In the June 8 decision, Gillese highlighted the 2020 Ontario decision Waksdale v. Swegon North America, which held that if a termination in an employment contract violates the ESA — such as a “no notice if just cause” provision — all the termination provisions in the contract are invalid.

It’s a reminder for employers of the importance of having enforceable employment agreements, and especially termination provisions, says Wong.

“For employers who are using employment agreement templates or precedents that were prepared, pre-Waksdale, if you haven't done so yet, it's probably a good idea to take a look at those and have employment counsel review them to make sure that… that the termination provisions in those templates do meet the threshold based on the current case law.”

Wong says he is still seeing dated templates for new hires: “I have to tell them, first and foremost, that there's a risk because of the Waksdale decision.”

Peregoudova also sees agreements that are, by and large, unenforceable from that perspective, she says.

“Bear in mind that even if they've updated their general template for new people that they're hiring… they may have signed with an employee two years ago or three years ago, using their old language, and are only now having to interpret it. So one challenge is just creating new, enforceable templates on a go-forward basis.”

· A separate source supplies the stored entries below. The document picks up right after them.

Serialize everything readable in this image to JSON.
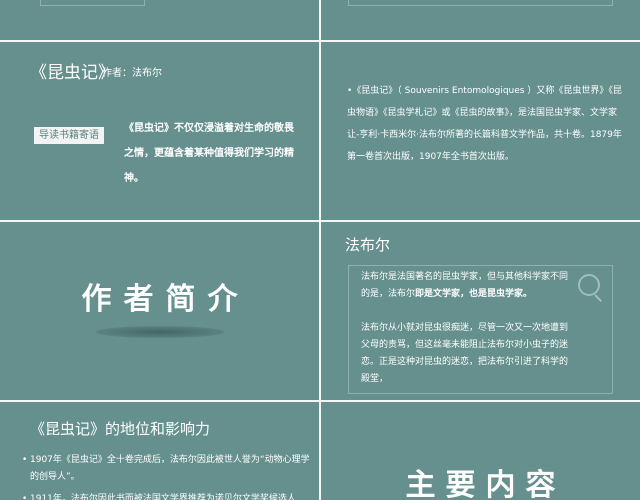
{
  "slide_intro": {
    "book_title": "《昆虫记》",
    "author_label": "作者：法布尔",
    "badge": "导读书籍寄语",
    "quote": "《昆虫记》不仅仅浸溢着对生命的敬畏之情，更蕴含着某种值得我们学习的精神。"
  },
  "slide_book": {
    "text": "•《昆虫记》（ Souvenirs Entomologiques ）又称《昆虫世界》《昆虫物语》《昆虫学札记》或《昆虫的故事》，是法国昆虫学家、文学家让-亨利·卡西米尔·法布尔所著的长篇科普文学作品，共十卷。1879年第一卷首次出版，1907年全书首次出版。"
  },
  "slide_section_author": {
    "title": "作者简介"
  },
  "slide_fabre": {
    "title": "法布尔",
    "para1_prefix": "法布尔是法国著名的昆虫学家，但与其他科学家不同的是，法布尔",
    "para1_bold": "即是文学家，也是昆虫学家。",
    "para2": "法布尔从小就对昆虫很痴迷，尽管一次又一次地遭到父母的责骂，但这丝毫未能阻止法布尔对小虫子的迷恋。正是这种对昆虫的迷恋，把法布尔引进了科学的殿堂，"
  },
  "slide_status": {
    "title": "《昆虫记》的地位和影响力",
    "items": [
      "1907年《昆虫记》全十卷完成后，法布尔因此被世人誉为“动物心理学的创导人”。",
      "1911年，法布尔因此书而被法国文学界推荐为诺贝尔文学奖候选人"
    ]
  },
  "slide_section_content": {
    "title": "主要内容"
  },
  "icons": {
    "search": "search-icon"
  }
}
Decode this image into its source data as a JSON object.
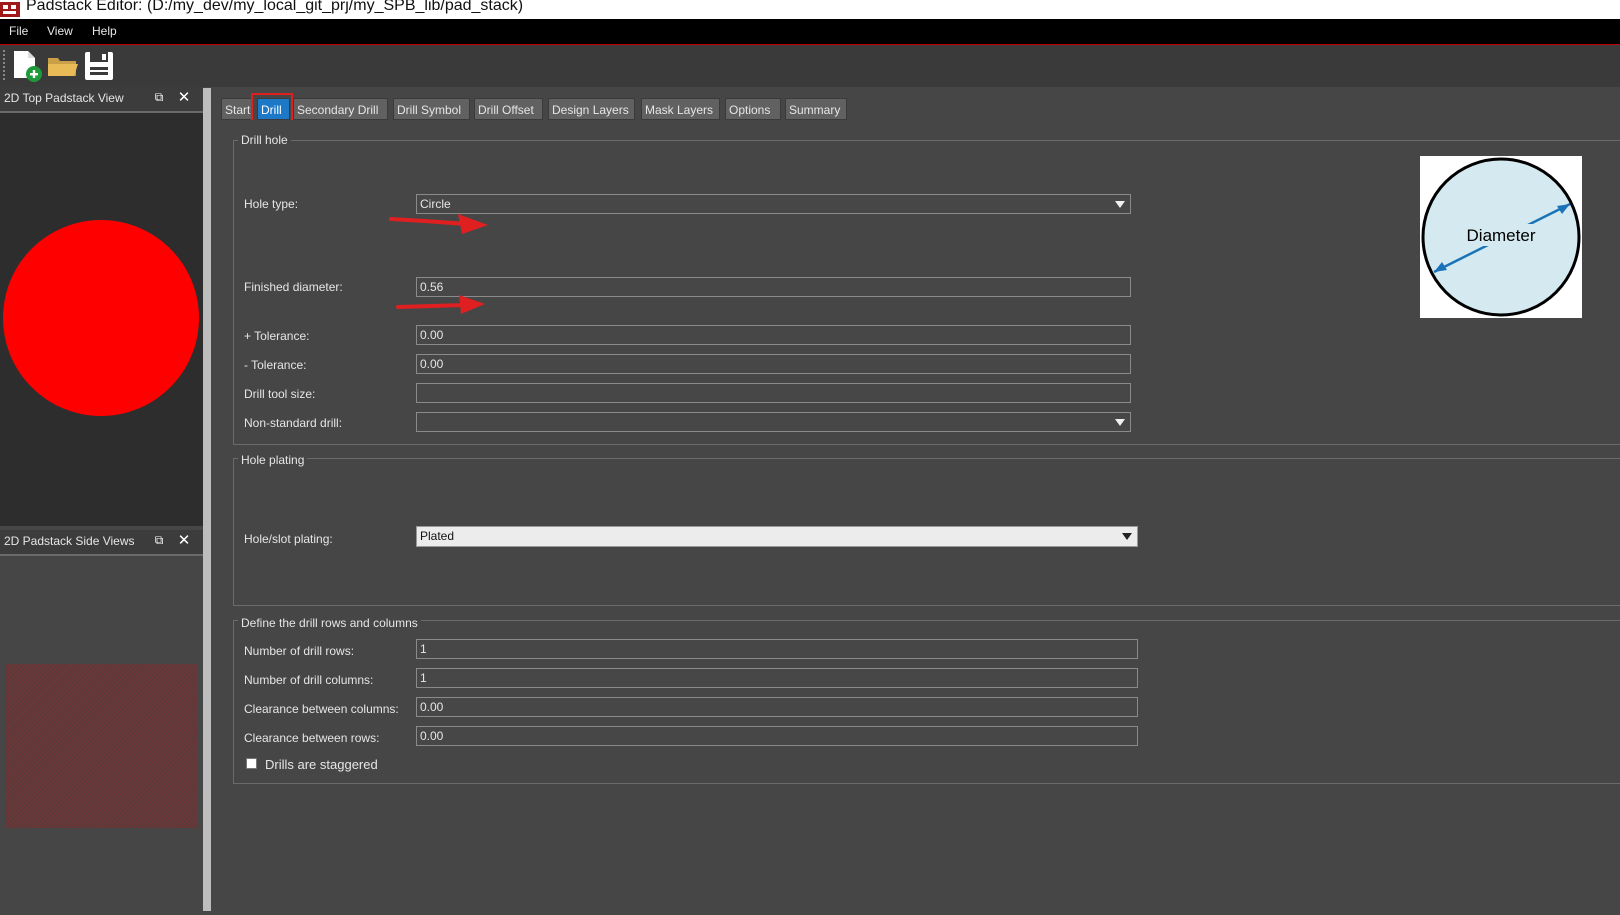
{
  "window": {
    "title": "Padstack Editor:  (D:/my_dev/my_local_git_prj/my_SPB_lib/pad_stack)"
  },
  "menu": [
    "File",
    "View",
    "Help"
  ],
  "toolbar": {
    "buttons": [
      "new-file-icon",
      "open-folder-icon",
      "save-icon"
    ]
  },
  "docks": {
    "top_view_title": "2D Top Padstack View",
    "side_view_title": "2D Padstack Side Views"
  },
  "tabs": [
    "Start",
    "Drill",
    "Secondary Drill",
    "Drill Symbol",
    "Drill Offset",
    "Design Layers",
    "Mask Layers",
    "Options",
    "Summary"
  ],
  "active_tab": "Drill",
  "drill_hole": {
    "group_title": "Drill hole",
    "hole_type_label": "Hole type:",
    "hole_type_value": "Circle",
    "finished_diameter_label": "Finished diameter:",
    "finished_diameter_value": "0.56",
    "plus_tol_label": "+ Tolerance:",
    "plus_tol_value": "0.00",
    "minus_tol_label": "- Tolerance:",
    "minus_tol_value": "0.00",
    "drill_tool_label": "Drill tool size:",
    "drill_tool_value": "",
    "non_std_label": "Non-standard drill:",
    "non_std_value": "",
    "diagram_label": "Diameter"
  },
  "hole_plating": {
    "group_title": "Hole plating",
    "plating_label": "Hole/slot plating:",
    "plating_value": "Plated"
  },
  "drill_rows": {
    "group_title": "Define the drill rows and columns",
    "rows_label": "Number of drill rows:",
    "rows_value": "1",
    "cols_label": "Number of drill columns:",
    "cols_value": "1",
    "clr_cols_label": "Clearance between columns:",
    "clr_cols_value": "0.00",
    "clr_rows_label": "Clearance between rows:",
    "clr_rows_value": "0.00",
    "staggered_label": "Drills are staggered",
    "staggered_checked": false
  },
  "colors": {
    "pad_fill": "#ff0000",
    "active_tab": "#1e78c8",
    "annotation": "#e02020",
    "diagram_fill": "#d4eaf0",
    "diagram_arrow": "#1a73b8"
  }
}
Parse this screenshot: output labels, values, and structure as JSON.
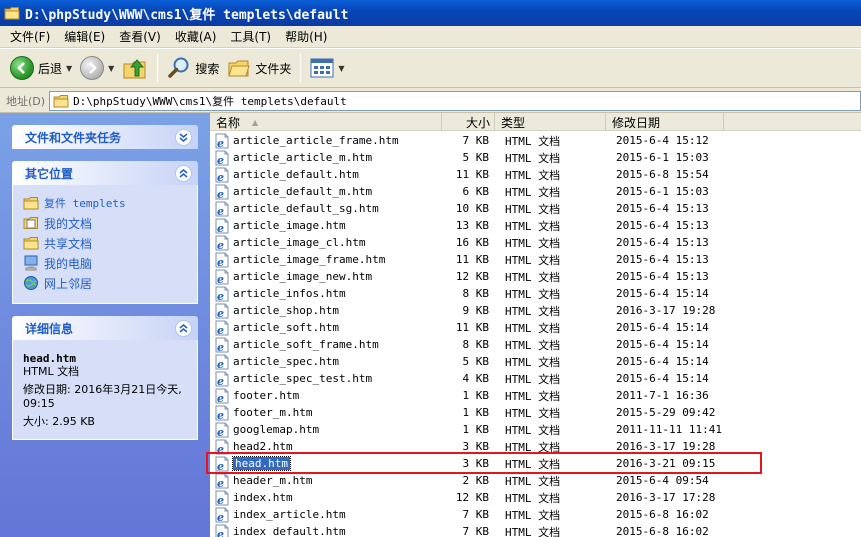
{
  "window": {
    "title": "D:\\phpStudy\\WWW\\cms1\\复件 templets\\default"
  },
  "menu": [
    "文件(F)",
    "编辑(E)",
    "查看(V)",
    "收藏(A)",
    "工具(T)",
    "帮助(H)"
  ],
  "toolbar": {
    "back_label": "后退",
    "search_label": "搜索",
    "folders_label": "文件夹"
  },
  "address": {
    "label": "地址(D)",
    "path": "D:\\phpStudy\\WWW\\cms1\\复件 templets\\default"
  },
  "tasks": {
    "title": "文件和文件夹任务"
  },
  "places": {
    "title": "其它位置",
    "items": [
      {
        "label": "复件 templets",
        "icon": "folder-icon"
      },
      {
        "label": "我的文档",
        "icon": "my-documents-icon"
      },
      {
        "label": "共享文档",
        "icon": "shared-documents-icon"
      },
      {
        "label": "我的电脑",
        "icon": "my-computer-icon"
      },
      {
        "label": "网上邻居",
        "icon": "network-places-icon"
      }
    ]
  },
  "details": {
    "title": "详细信息",
    "name": "head.htm",
    "type": "HTML 文档",
    "modified": "修改日期: 2016年3月21日今天, 09:15",
    "size": "大小: 2.95 KB"
  },
  "columns": {
    "name": "名称",
    "size": "大小",
    "type": "类型",
    "date": "修改日期"
  },
  "files": [
    {
      "name": "article_article_frame.htm",
      "size": "7 KB",
      "type": "HTML 文档",
      "date": "2015-6-4 15:12"
    },
    {
      "name": "article_article_m.htm",
      "size": "5 KB",
      "type": "HTML 文档",
      "date": "2015-6-1 15:03"
    },
    {
      "name": "article_default.htm",
      "size": "11 KB",
      "type": "HTML 文档",
      "date": "2015-6-8 15:54"
    },
    {
      "name": "article_default_m.htm",
      "size": "6 KB",
      "type": "HTML 文档",
      "date": "2015-6-1 15:03"
    },
    {
      "name": "article_default_sg.htm",
      "size": "10 KB",
      "type": "HTML 文档",
      "date": "2015-6-4 15:13"
    },
    {
      "name": "article_image.htm",
      "size": "13 KB",
      "type": "HTML 文档",
      "date": "2015-6-4 15:13"
    },
    {
      "name": "article_image_cl.htm",
      "size": "16 KB",
      "type": "HTML 文档",
      "date": "2015-6-4 15:13"
    },
    {
      "name": "article_image_frame.htm",
      "size": "11 KB",
      "type": "HTML 文档",
      "date": "2015-6-4 15:13"
    },
    {
      "name": "article_image_new.htm",
      "size": "12 KB",
      "type": "HTML 文档",
      "date": "2015-6-4 15:13"
    },
    {
      "name": "article_infos.htm",
      "size": "8 KB",
      "type": "HTML 文档",
      "date": "2015-6-4 15:14"
    },
    {
      "name": "article_shop.htm",
      "size": "9 KB",
      "type": "HTML 文档",
      "date": "2016-3-17 19:28"
    },
    {
      "name": "article_soft.htm",
      "size": "11 KB",
      "type": "HTML 文档",
      "date": "2015-6-4 15:14"
    },
    {
      "name": "article_soft_frame.htm",
      "size": "8 KB",
      "type": "HTML 文档",
      "date": "2015-6-4 15:14"
    },
    {
      "name": "article_spec.htm",
      "size": "5 KB",
      "type": "HTML 文档",
      "date": "2015-6-4 15:14"
    },
    {
      "name": "article_spec_test.htm",
      "size": "4 KB",
      "type": "HTML 文档",
      "date": "2015-6-4 15:14"
    },
    {
      "name": "footer.htm",
      "size": "1 KB",
      "type": "HTML 文档",
      "date": "2011-7-1 16:36"
    },
    {
      "name": "footer_m.htm",
      "size": "1 KB",
      "type": "HTML 文档",
      "date": "2015-5-29 09:42"
    },
    {
      "name": "googlemap.htm",
      "size": "1 KB",
      "type": "HTML 文档",
      "date": "2011-11-11 11:41"
    },
    {
      "name": "head2.htm",
      "size": "3 KB",
      "type": "HTML 文档",
      "date": "2016-3-17 19:28"
    },
    {
      "name": "head.htm",
      "size": "3 KB",
      "type": "HTML 文档",
      "date": "2016-3-21 09:15",
      "selected": true
    },
    {
      "name": "header_m.htm",
      "size": "2 KB",
      "type": "HTML 文档",
      "date": "2015-6-4 09:54"
    },
    {
      "name": "index.htm",
      "size": "12 KB",
      "type": "HTML 文档",
      "date": "2016-3-17 17:28"
    },
    {
      "name": "index_article.htm",
      "size": "7 KB",
      "type": "HTML 文档",
      "date": "2015-6-8 16:02"
    },
    {
      "name": "index_default.htm",
      "size": "7 KB",
      "type": "HTML 文档",
      "date": "2015-6-8 16:02"
    }
  ],
  "colors": {
    "highlight": "#e8141b",
    "selection": "#316ac5",
    "link": "#215dc6"
  }
}
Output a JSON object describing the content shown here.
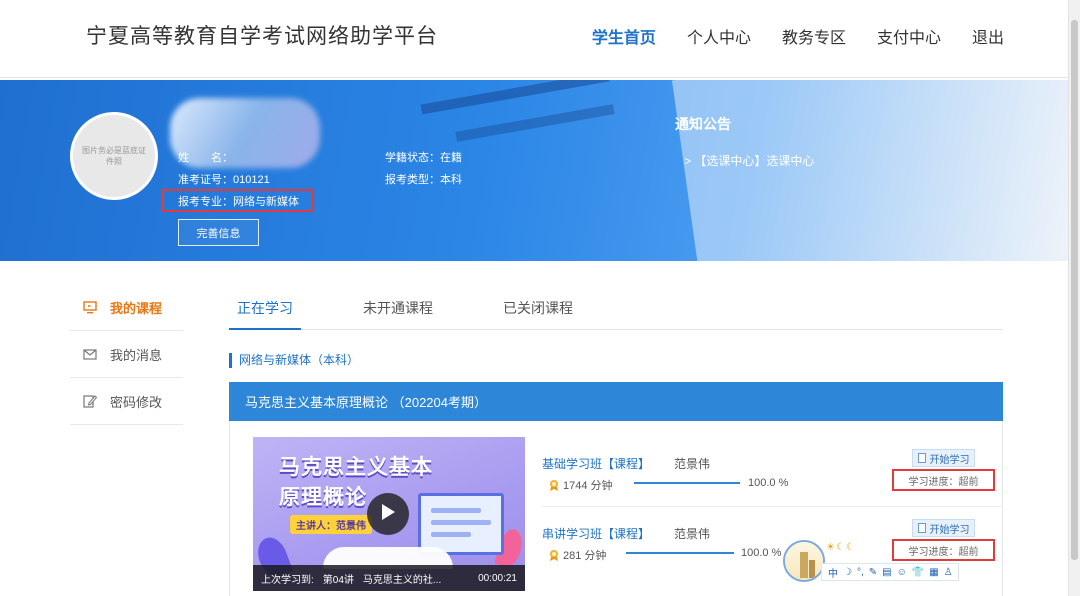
{
  "header": {
    "site_title": "宁夏高等教育自学考试网络助学平台",
    "nav": [
      {
        "label": "学生首页",
        "active": true
      },
      {
        "label": "个人中心",
        "active": false
      },
      {
        "label": "教务专区",
        "active": false
      },
      {
        "label": "支付中心",
        "active": false
      },
      {
        "label": "退出",
        "active": false
      }
    ]
  },
  "profile": {
    "avatar_placeholder": "图片务必是蓝底证件照",
    "name_label": "姓　　名：",
    "name_value": "",
    "exam_id_label": "准考证号：",
    "exam_id_value": "010121",
    "major_label": "报考专业：",
    "major_value": "网络与新媒体",
    "status_label": "学籍状态：",
    "status_value": "在籍",
    "type_label": "报考类型：",
    "type_value": "本科",
    "complete_button": "完善信息"
  },
  "notice": {
    "title": "通知公告",
    "items": [
      "> 【选课中心】选课中心"
    ]
  },
  "sidebar": {
    "items": [
      {
        "label": "我的课程",
        "icon": "monitor-icon",
        "active": true
      },
      {
        "label": "我的消息",
        "icon": "envelope-icon",
        "active": false
      },
      {
        "label": "密码修改",
        "icon": "edit-icon",
        "active": false
      }
    ]
  },
  "tabs": [
    {
      "label": "正在学习",
      "active": true
    },
    {
      "label": "未开通课程",
      "active": false
    },
    {
      "label": "已关闭课程",
      "active": false
    }
  ],
  "section_label": "网络与新媒体（本科）",
  "course": {
    "title": "马克思主义基本原理概论 （202204考期）",
    "thumbnail": {
      "title_line1": "马克思主义基本",
      "title_line2": "原理概论",
      "lecturer": "主讲人：范景伟",
      "caption_prefix": "上次学习到:",
      "caption_lesson": "第04讲",
      "caption_name": "马克思主义的社...",
      "caption_time": "00:00:21"
    },
    "rows": [
      {
        "name": "基础学习班【课程】",
        "teacher": "范景伟",
        "minutes": "1744 分钟",
        "percent": "100.0 %",
        "progress_value": 1.0,
        "start_label": "开始学习",
        "progress_text": "学习进度：超前"
      },
      {
        "name": "串讲学习班【课程】",
        "teacher": "范景伟",
        "minutes": "281 分钟",
        "percent": "100.0 %",
        "progress_value": 1.0,
        "start_label": "开始学习",
        "progress_text": "学习进度：超前"
      }
    ]
  },
  "ime": {
    "weather": "☀☾☾",
    "items": [
      "中",
      "☽",
      "°,",
      "✎",
      "▤",
      "☺",
      "👕",
      "▦",
      "♙"
    ]
  },
  "colors": {
    "accent": "#1d72c9",
    "active_sidebar": "#e87814",
    "course_bar": "#2d86d8",
    "highlight_box": "#e23b3b"
  }
}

 But the second piece of the puzzle, which might be the bigger one, is the termination liabilities build, she says.

“The longer somebody is with an organization, or the older agreements [for] which there are not repeated opportunities to update — you need ‘fresh consideration’ in order to sign somebody onto a new employment agreement. And that doesn't present itself every day. Typically, that would be at a time somebody would get a raise or a bonus or something like that, but you can't just slap a new agreement in front of somebody on any given day.”

 Ultimately, it’s recommended that employers have their agreements reviewed and refreshed as soon as possible, if they haven't done so already, says Peregoudova.